A minimum wage law requires that employees must make at least a set amount of money. This is usually in the form of an hourly wage. For example, if minimum wage in an area is set at $7 US Dollars (USD) per hour, the majority of employers would not be able to pay their employees less than that.

One of the biggest advantages of minimum wage laws is that they allow most workers to be fairly compensated for their time. They are able to earn a decent amount of money to pay for necessities, such as food, clothing, and shelter. Without a minimum wage, some employers may pay their employees very little money for a lot of work.


New Zealand was the first country to pass a minimum wage law in 1896. Other countries quickly followed, including Australia and the United Kingdom in 1907 and 1909, respectively. By the first half of the 20th century, nearly every country in the world had established some type of minimum wage law. Today, it is estimated that roughly 90% of countries around the world have minimum wage laws.

Massachusetts was the first state in the US to enact minimum wage laws. This law, however, only pertained to women and children, who – at the time – were more likely to be paid very little money for the work that they did. Several other states also passed minimum wages laws in the years that followed. In 1938, the federal government passed a law the established a national minimum wage.

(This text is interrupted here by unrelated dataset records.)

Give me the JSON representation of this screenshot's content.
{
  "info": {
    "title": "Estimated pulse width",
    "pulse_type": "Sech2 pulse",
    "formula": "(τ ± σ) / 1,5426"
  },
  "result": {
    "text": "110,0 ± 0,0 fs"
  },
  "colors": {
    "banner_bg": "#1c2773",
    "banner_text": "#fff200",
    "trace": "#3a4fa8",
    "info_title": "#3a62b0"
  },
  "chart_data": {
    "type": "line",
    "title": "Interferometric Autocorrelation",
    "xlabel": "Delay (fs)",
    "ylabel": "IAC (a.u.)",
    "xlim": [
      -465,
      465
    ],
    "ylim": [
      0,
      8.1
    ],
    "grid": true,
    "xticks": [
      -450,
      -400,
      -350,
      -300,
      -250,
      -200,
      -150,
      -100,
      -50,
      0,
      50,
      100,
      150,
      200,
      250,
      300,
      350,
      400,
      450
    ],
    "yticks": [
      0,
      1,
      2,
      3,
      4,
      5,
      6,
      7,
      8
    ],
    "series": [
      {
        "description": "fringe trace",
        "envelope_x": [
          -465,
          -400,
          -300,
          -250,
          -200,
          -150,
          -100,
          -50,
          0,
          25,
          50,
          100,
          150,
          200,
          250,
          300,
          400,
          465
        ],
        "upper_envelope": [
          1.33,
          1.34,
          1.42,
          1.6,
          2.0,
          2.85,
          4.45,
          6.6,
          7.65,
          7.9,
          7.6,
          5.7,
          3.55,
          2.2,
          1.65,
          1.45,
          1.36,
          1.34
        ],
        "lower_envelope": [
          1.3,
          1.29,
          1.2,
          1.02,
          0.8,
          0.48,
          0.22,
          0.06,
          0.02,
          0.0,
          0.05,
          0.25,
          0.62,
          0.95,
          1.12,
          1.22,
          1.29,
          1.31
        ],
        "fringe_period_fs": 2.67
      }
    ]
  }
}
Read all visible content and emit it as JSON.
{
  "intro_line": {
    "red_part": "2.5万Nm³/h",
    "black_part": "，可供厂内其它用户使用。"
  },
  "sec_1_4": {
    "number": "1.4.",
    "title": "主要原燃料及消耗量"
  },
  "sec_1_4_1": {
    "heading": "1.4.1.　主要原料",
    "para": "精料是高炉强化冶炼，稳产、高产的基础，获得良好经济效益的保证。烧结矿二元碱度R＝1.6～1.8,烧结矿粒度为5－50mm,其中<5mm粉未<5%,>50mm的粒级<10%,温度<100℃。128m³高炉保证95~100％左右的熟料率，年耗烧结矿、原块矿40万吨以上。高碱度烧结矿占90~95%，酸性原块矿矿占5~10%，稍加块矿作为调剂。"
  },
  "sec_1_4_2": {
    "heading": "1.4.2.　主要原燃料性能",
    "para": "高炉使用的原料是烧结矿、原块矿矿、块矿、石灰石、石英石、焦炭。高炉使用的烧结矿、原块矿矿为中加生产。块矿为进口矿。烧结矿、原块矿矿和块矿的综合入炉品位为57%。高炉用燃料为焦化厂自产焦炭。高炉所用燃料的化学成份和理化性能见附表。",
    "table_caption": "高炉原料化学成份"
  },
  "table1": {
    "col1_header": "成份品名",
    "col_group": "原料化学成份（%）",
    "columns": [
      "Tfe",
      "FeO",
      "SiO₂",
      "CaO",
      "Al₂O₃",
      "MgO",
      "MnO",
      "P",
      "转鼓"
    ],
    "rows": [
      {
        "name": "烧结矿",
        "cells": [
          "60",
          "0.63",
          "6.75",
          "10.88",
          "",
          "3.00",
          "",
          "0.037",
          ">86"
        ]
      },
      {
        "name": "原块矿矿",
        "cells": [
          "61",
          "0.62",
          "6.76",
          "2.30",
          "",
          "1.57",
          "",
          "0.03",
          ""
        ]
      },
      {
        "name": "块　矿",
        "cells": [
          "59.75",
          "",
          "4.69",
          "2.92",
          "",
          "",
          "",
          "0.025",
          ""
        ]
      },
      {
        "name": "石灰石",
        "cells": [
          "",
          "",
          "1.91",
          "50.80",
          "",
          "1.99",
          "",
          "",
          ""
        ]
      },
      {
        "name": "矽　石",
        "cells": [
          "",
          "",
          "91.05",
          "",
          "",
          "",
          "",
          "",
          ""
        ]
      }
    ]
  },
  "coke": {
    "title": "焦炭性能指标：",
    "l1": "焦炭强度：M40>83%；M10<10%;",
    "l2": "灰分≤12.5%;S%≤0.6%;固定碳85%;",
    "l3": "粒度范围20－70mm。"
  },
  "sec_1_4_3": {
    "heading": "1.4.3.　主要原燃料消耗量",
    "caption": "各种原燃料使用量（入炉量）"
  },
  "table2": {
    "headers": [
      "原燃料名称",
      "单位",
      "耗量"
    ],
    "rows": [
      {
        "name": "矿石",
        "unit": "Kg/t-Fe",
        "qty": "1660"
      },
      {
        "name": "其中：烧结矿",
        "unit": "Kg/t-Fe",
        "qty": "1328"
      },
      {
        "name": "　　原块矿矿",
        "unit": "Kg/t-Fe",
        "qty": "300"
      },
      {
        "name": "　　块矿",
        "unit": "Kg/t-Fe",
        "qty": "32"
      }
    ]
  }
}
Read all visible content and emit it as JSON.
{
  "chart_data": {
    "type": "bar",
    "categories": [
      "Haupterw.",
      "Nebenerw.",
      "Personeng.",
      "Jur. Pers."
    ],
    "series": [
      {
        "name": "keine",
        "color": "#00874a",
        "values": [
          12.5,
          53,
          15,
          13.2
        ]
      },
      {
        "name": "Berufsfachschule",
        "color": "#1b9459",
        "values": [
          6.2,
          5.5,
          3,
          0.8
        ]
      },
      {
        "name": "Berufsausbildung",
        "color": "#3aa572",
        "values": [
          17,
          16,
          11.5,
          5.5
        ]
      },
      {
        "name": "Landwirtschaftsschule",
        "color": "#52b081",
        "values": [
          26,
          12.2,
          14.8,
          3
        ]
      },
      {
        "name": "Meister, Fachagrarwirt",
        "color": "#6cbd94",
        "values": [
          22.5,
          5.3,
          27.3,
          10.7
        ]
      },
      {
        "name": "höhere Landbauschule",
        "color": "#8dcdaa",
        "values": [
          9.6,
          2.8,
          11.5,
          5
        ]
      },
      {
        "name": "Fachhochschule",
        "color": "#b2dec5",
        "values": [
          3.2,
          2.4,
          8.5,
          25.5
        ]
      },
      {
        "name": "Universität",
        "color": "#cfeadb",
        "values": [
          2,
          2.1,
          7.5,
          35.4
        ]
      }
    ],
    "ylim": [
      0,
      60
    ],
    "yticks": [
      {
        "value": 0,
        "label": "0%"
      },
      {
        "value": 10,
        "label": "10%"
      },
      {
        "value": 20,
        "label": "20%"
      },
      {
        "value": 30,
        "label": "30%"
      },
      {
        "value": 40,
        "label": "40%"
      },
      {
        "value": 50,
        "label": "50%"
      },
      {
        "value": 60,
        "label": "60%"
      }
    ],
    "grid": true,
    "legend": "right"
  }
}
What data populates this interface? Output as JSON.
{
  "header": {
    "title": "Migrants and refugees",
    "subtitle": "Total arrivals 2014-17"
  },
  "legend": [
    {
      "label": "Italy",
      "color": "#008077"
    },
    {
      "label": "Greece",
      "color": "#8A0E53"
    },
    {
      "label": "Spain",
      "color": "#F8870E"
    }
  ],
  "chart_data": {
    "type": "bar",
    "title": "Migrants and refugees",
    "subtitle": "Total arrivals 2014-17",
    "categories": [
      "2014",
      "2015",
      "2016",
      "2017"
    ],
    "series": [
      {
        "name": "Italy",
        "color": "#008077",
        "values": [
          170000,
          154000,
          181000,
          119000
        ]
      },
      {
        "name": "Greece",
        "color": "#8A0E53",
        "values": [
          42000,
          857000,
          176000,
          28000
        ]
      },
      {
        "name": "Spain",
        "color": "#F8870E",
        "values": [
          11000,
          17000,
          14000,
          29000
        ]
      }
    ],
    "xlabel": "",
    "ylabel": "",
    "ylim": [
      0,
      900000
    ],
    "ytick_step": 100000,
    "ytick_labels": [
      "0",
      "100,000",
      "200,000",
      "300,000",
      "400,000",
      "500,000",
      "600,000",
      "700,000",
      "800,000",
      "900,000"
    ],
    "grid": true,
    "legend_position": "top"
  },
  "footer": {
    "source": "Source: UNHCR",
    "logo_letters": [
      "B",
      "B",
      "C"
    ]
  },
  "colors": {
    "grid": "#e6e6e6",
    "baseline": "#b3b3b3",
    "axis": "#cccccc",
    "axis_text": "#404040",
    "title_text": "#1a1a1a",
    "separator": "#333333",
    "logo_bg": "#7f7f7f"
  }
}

At that time, the national minimum wage was set at $0.25 USD per hour.

All states in the US have their own minimum wage laws. Some states have a minimum wage above the federal minimum wage, for example. Certain types of laborers, including those who make tips, are exempt from these laws, and employers are legally allowed to pay them a wage below minimum wage. Their wages plus the money they make in tips, however, must be equal to or higher than minimum wage.